House Colours and Emblems
| House | Colour | Symbol | Origin of Name |
Senior Houses (9th to 12th)
| Betwa | Orange | Rhino | Betwa River |
| Chambal | Black | Bison | Chambal River |
| Narmada | Royal Blue | Lion | Narmada River |
| Satpura | Red | Elephant | Satpura Mountain Range |
| Vindhya | Yellow | White Tiger | Vindhya Mountain Range |
Junior Houses (6th to 8th)
| Junior Betwa | Orange | Rhino | Betwa River |
| Junior Chambal | Green | Bison | Chambal River |
| Junior Narmada | Royal Blue | Lion | Narmada River |
| Junior Satpura | Red | Elephant | Satpura Mountain Range |
| Junior Vindhya | Yellow | White Tiger | Vindhya Mountain Range |

===Cadets Mess===
The campus has a central cadets' mess which caters for members in one sitting. Both vegetarian and non-vegetarian food is served as per choice of the cadets.

=== Athletic Field ===
The campus has many playgrounds for different games. Campus has basketball courts, volleyball courts, hockey ground, tennis court, skating rink, swimming pool, horse riding facilities and football fields. It also has one athletic field where annual athletic events are conducted, the field has 400 meter track for racing and other track events, it also has pole vault, high jump, long jump, hammer throw, short-put and triple jump fields. There are three permanent helipads in athletic field.

==N.C.C.==
N.C.C. is an integral part of students' life in Sainik Schools. The School has an Independent Company of Junior and Senior Division. N.C.C. unit of school comprises all the three wings of NCC i.e. the Army, Naval and Air.

==Sports and Games==
Morning P.T. and evening games are compulsory for all cadets. The School has facilities for Volleyball, Basketball, Football, Badminton, Hockey and Tennis. The school has a gym. Coaching is provided by qualified instructors from the defence services for the games and physical training. Indoor games like TT, Chess and Carrom are also available. The School has an obstacle course to test and improve students' courage, physical endurance and physique. P.T. is compulsory and all students are to take part in regular physical training, including cross country runs. Centralised mountaineering and trekking courses and camps are also conducted by the Sainik Schools Society.

==Notable alumni==
Alumni of the Sainik School Rewa or SSR are known as Sainwinian. The school counts numerous politicians, bureaucrats, doctors, engineers, journalists, entrepreneurs, business leaders and a legion of military leaders as its alumni.

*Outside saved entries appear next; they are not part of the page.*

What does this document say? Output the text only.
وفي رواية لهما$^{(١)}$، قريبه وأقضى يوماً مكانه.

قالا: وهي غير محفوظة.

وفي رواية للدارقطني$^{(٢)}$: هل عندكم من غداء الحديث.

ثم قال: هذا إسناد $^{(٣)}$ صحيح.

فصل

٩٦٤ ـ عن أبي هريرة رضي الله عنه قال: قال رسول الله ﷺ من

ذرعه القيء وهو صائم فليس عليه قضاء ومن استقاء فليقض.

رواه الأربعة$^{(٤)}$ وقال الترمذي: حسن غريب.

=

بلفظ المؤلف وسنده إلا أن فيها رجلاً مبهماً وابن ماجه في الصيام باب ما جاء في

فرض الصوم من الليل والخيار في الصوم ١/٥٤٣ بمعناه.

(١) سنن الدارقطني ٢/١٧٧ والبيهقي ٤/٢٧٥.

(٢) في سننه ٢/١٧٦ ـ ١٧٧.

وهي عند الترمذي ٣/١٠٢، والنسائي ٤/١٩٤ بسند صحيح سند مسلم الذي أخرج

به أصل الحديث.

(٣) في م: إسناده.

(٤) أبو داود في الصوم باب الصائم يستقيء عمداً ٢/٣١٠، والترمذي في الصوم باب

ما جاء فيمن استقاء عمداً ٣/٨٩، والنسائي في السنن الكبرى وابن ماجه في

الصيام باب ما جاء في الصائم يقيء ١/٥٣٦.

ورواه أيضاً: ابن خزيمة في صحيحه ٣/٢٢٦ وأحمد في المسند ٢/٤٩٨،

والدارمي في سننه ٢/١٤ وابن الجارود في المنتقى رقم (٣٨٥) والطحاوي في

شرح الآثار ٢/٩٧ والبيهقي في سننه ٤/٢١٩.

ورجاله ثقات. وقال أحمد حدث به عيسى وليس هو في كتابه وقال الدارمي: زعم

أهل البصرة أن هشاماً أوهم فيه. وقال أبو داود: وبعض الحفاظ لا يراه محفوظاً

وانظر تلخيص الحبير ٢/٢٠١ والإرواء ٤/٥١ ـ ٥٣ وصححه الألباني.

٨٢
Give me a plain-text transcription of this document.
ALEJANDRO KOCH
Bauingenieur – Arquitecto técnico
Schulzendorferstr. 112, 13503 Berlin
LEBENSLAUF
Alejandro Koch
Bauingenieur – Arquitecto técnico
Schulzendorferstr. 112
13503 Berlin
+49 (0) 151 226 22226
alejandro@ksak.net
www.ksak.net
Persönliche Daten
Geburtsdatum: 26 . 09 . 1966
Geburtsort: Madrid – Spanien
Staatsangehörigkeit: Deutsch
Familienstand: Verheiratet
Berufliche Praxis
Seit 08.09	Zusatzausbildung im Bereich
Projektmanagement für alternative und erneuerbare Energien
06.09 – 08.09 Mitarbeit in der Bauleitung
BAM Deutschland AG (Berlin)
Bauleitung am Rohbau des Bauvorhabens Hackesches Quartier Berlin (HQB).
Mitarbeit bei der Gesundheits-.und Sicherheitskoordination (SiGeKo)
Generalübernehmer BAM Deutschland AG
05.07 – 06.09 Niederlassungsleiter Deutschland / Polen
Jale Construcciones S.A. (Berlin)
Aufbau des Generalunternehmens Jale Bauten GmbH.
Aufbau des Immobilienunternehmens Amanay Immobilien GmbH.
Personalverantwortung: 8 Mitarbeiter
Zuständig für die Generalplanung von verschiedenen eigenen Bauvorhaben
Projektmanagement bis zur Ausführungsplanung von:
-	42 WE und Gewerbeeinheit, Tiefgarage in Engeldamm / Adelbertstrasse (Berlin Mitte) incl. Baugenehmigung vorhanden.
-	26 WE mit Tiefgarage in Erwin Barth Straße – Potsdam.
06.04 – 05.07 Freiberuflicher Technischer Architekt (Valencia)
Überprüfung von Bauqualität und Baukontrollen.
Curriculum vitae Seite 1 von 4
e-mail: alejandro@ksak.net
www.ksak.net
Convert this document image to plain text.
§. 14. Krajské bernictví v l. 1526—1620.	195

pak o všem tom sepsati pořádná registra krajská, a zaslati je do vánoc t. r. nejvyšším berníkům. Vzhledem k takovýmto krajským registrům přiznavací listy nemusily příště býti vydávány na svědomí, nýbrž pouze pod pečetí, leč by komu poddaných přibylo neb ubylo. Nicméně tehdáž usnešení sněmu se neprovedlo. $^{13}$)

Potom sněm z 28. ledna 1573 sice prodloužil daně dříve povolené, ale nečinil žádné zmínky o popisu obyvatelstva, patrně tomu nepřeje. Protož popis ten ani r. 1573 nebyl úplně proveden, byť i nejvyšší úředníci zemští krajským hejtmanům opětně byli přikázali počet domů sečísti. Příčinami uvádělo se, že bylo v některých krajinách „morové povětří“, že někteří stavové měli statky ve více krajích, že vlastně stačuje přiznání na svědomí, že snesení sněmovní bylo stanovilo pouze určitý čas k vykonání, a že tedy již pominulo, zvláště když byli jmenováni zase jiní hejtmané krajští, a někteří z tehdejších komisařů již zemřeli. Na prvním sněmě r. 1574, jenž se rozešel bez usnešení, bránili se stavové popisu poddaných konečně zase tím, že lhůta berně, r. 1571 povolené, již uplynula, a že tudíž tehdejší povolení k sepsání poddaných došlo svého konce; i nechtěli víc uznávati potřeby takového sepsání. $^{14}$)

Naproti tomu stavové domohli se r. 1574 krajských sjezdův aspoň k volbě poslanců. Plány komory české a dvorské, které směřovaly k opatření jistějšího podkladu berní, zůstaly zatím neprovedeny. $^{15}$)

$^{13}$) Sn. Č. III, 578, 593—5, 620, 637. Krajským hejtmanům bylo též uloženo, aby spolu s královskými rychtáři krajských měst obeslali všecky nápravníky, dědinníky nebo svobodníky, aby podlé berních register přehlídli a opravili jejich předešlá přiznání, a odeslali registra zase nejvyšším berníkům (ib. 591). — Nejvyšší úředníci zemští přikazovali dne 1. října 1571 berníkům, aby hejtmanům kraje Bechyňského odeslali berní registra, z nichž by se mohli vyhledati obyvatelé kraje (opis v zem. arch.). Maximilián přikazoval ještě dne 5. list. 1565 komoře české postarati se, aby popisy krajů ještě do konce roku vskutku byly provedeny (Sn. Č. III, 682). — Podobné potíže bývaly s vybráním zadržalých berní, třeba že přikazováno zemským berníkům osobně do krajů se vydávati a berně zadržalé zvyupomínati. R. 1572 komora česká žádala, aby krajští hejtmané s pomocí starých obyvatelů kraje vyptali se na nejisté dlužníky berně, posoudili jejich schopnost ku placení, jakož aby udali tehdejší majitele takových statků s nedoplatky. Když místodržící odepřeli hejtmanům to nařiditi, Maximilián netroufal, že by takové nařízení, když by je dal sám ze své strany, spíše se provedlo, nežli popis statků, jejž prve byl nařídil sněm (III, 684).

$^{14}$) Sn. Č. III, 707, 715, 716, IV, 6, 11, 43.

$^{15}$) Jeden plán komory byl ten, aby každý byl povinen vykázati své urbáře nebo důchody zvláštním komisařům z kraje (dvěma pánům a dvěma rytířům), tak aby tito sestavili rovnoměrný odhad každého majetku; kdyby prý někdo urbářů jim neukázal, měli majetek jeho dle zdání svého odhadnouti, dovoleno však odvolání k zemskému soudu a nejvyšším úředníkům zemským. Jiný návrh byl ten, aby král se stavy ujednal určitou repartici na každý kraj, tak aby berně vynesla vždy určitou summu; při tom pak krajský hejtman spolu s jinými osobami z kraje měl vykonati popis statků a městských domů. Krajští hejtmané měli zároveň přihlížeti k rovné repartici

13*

- Admiral Dinesh K Tripathi, PVSM, AVSM, NM, ADC - Chief of the Naval Staff
- General Upendra Dwivedi, PVSM, AVSM, ADC - Chief of the Army Staff
- Satyavrat Chaturvedi and Sundar Lal Tiwari both active politicians are alumni of SSR.
- Lieutenant General K. T. Parnaik, PVSM, UYSM, YSM (Retd) - Governor of Arunachal Pradesh
- Lieutenant General A. K. Singh, PVSM, AVSM, SM, VSM, ADC (Retd) - Lieutenant Governor of the Andaman and Nicobar Islands (Retd).
- Lieutenant General Munish Sibal, PVSM, AVSM** (Retd)
- Lieutenant General DS Chauhan, PVSM, AVSM (Retd)
- Major General MP Singh (Retd)
- Air Vice Marshal Navin Verma, AVSM (Retd)
- Air Vice Marshal AK Tiwari (Retd)
- Air Marshal PK Roy, PVSM, AVSM, VM, VSM, ADC (Retd)
- Lieutenant General Sandeep Singh, AVSM*, SM, VSM
- Lieutenant General AT Parnaik, SM, VSM
- Major General NP Gadkari
- Major General PN Tripathi, VSM
- Vice Admiral Dinesh Prabhakar, NM, VSM
- Major General VP Chaturvedi
- Rear Admiral Rakesh Pandit, NM
- Vice Admiral Atul Kumar Jain, PVSM, AVSM, VSM

The school alumni have received 3 Vir Chakra, 3 Shaurya Chakra, 4 Sena Medal (Gallantry) and numerous distinguish service medals.